First, we’ll need to download the ESXi host VIBs. In my case, the hosts are running ESXi 6.5 U2, so I downloaded the correct 6.5 VIBs from the NSX-T download site.

nsxt-manualvib-1

Once I had obtained the ZIP file, I used WinSCP to copy it to the /tmp location on my ESXi host. The file is only a few megabytes in size so it can go just about anywhere. If you’ve got a lot of hosts to do, putting it in a shared datastore makes sense.

Installing the ESXi VIBs

Because the NSX-T kernel module is comprised of a number of VIBs, we need to install it as an ‘offline depot’ as opposed to individual VIB files. That said, there is no need to extract the ZIP file. To install it, I used the esxcli software vib install command as shown below:

[root@esx-a3:/tmp] esxcli software vib install --depot=/tmp/nsx-lcp-2.3.1.0.0.11294289-esx65.zip
Installation Result
   Message: Operation finished successfully.
   Reboot Required: false
   VIBs Installed: VMware_bootbank_epsec-mux_6.5.0esx65-9272189, VMware_bootbank_nsx-aggservice_2.3.1.0.0-6.5.11294539, VMware_bootbank_nsx-cli-libs_2.3.1.0.0-6.5.11294490, VMware_bootbank_nsx-common-libs_2.3.1.0.0-6.5.11294490, VMware_bootbank_nsx-da_2.3.1.0.0-6.5.11294539, VMware_bootbank_nsx-esx-datapath_2.3.1.0.0-6.5.11294337, VMware_bootbank_nsx-exporter_2.3.1.0.0-6.5.11294539, VMware_bootbank_nsx-host_2.3.1.0.0-6.5.11294289, VMware_bootbank_nsx-metrics-libs_2.3.1.0.0-6.5.11294490, VMware_bootbank_nsx-mpa_2.3.1.0.0-6.5.11294539, VMware_bootbank_nsx-nestdb-libs_2.3.1.0.0-6.5.11294490, VMware_bootbank_nsx-nestdb_2.3.1.0.0-6.5.11294421, VMware_bootbank_nsx-netcpa_2.3.1.0.0-6.5.11294485, VMware_bootbank_nsx-opsagent_2.3.1.0.0-6.5.11294539, VMware_bootbank_nsx-platform-client_2.3.1.0.0-6.5.11294539, VMware_bootbank_nsx-profiling-libs_2.3.1.0.0-6.5.11294490, VMware_bootbank_nsx-proxy_2.3.1.0.0-6.5.11294520, VMware_bootbank_nsx-python-gevent_1.1.0-9273114, VMware_bootbank_nsx-python-greenlet_0.4.9-9272996, VMware_bootbank_nsx-python-logging_2.3.1.0.0-6.5.11294409, VMware_bootbank_nsx-python-protobuf_2.6.1-9273048, VMware_bootbank_nsx-rpc-libs_2.3.1.0.0-6.5.11294490, VMware_bootbank_nsx-sfhc_2.3.1.0.0-6.5.11294539, VMware_bootbank_nsx-shared-libs_2.3.0.0.0-6.5.10474844, VMware_bootbank_nsxcli_2.3.1.0.0-6.5.11294343
   VIBs Removed:
   VIBs Skipped:

Remember, your host will need to be in maintenance mode for the installation to succeed.
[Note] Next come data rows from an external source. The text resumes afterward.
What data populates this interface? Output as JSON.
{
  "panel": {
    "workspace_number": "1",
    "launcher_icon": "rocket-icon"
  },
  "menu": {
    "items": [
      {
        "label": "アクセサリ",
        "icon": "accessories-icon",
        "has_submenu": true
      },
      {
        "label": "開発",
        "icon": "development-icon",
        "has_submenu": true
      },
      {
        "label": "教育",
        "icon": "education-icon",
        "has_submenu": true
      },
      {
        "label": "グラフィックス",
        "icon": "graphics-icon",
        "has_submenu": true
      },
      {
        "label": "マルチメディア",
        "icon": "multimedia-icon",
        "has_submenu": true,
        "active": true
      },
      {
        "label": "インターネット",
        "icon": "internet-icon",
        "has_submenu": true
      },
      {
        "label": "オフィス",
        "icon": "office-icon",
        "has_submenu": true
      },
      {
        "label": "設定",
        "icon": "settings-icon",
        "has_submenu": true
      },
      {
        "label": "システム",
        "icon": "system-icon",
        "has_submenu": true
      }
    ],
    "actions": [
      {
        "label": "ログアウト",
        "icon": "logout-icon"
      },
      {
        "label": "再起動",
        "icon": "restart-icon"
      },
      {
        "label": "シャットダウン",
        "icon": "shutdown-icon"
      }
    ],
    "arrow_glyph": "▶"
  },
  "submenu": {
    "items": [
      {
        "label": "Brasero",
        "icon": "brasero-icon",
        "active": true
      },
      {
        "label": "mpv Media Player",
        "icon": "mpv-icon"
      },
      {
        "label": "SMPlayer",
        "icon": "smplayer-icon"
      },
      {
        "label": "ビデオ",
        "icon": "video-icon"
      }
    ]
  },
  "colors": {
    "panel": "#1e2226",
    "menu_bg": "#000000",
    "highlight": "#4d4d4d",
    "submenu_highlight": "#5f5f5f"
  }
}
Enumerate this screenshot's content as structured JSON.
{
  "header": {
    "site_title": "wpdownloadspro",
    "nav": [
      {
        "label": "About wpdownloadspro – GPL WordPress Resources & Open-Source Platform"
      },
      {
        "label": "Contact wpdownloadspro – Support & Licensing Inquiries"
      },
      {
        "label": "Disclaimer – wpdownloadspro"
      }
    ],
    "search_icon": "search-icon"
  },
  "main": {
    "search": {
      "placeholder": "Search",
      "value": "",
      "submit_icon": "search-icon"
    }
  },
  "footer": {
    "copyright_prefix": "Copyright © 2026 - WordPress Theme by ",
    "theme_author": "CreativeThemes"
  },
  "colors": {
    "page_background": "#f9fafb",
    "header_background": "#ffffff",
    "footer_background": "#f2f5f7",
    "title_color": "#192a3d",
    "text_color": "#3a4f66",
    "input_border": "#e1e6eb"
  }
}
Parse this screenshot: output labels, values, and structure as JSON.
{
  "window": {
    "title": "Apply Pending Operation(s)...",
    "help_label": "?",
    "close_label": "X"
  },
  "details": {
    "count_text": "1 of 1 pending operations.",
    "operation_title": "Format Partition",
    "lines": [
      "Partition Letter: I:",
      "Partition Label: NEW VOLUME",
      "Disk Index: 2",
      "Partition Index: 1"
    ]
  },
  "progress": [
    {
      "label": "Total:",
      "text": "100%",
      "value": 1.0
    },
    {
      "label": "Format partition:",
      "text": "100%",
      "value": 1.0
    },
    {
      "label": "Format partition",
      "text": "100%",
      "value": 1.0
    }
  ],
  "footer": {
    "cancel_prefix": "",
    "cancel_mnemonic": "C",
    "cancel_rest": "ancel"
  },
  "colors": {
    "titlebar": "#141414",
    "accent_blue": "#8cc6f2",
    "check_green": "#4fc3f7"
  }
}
Once finished, a total of 24 new VIBs were installed as shown:

[root@esx-a3:/tmp] esxcli software vib list |grep -i nsx
nsx-aggservice                 2.3.1.0.0-6.5.11294539                VMware      VMwareCertified   2019-02-15
nsx-cli-libs                   2.3.1.0.0-6.5.11294490                VMware      VMwareCertified   2019-02-15
nsx-common-libs                2.3.1.0.0-6.5.11294490                VMware      VMwareCertified   2019-02-15
nsx-da                         2.3.1.0.0-6.5.11294539                VMware      VMwareCertified   2019-02-15
nsx-esx-datapath               2.3.1.0.0-6.5.11294337                VMware      VMwareCertified   2019-02-15
nsx-exporter                   2.3.1.0.0-6.5.11294539                VMware      VMwareCertified   2019-02-15
nsx-host                       2.3.1.0.0-6.5.11294289                VMware      VMwareCertified   2019-02-15
nsx-metrics-libs               2.3.1.0.0-6.5.11294490                VMware      VMwareCertified   2019-02-15
nsx-mpa                        2.3.1.0.0-6.5.11294539                VMware      VMwareCertified   2019-02-15
nsx-nestdb-libs                2.3.1.0.0-6.5.11294490                VMware      VMwareCertified   2019-02-15
nsx-nestdb                     2.3.1.0.0-6.5.11294421                VMware      VMwareCertified   2019-02-15
nsx-netcpa                     2.3.1.0.0-6.5.11294485                VMware      VMwareCertified   2019-02-15
nsx-opsagent                   2.3.1.0.0-6.5.11294539                VMware      VMwareCertified   2019-02-15
nsx-platform-client            2.3.1.0.0-6.5.11294539                VMware      VMwareCertified   2019-02-15
nsx-profiling-libs             2.3.1.0.0-6.5.11294490                VMware      VMwareCertified   2019-02-15
nsx-proxy                      2.3.1.0.0-6.5.11294520                VMware      VMwareCertified   2019-02-15
nsx-python-gevent              1.1.0-9273114                         VMware      VMwareCertified   2019-02-15
nsx-python-greenlet            0.4.9-9272996                         VMware      VMwareCertified   2019-02-15
nsx-python-logging             2.3.1.0.0-6.5.11294409                VMware      VMwareCertified   2019-02-15
nsx-python-protobuf            2.6.1-9273048                         VMware      VMwareCertified   2019-02-15
nsx-rpc-libs                   2.3.1.0.0-6.5.11294490                VMware      VMwareCertified   2019-02-15
nsx-sfhc                       2.3.1.0.0-6.5.11294539                VMware      VMwareCertified   2019-02-15
nsx-shared-libs                2.3.0.0.0-6.5.10474844                VMware      VMwareCertified   2019-02-15
nsxcli                         2.3.1.0.0-6.5.11294343                VMware      VMwareCertified   2019-02-15

You can find information on the purpose of some of these VIBs in the NSX-T documentation.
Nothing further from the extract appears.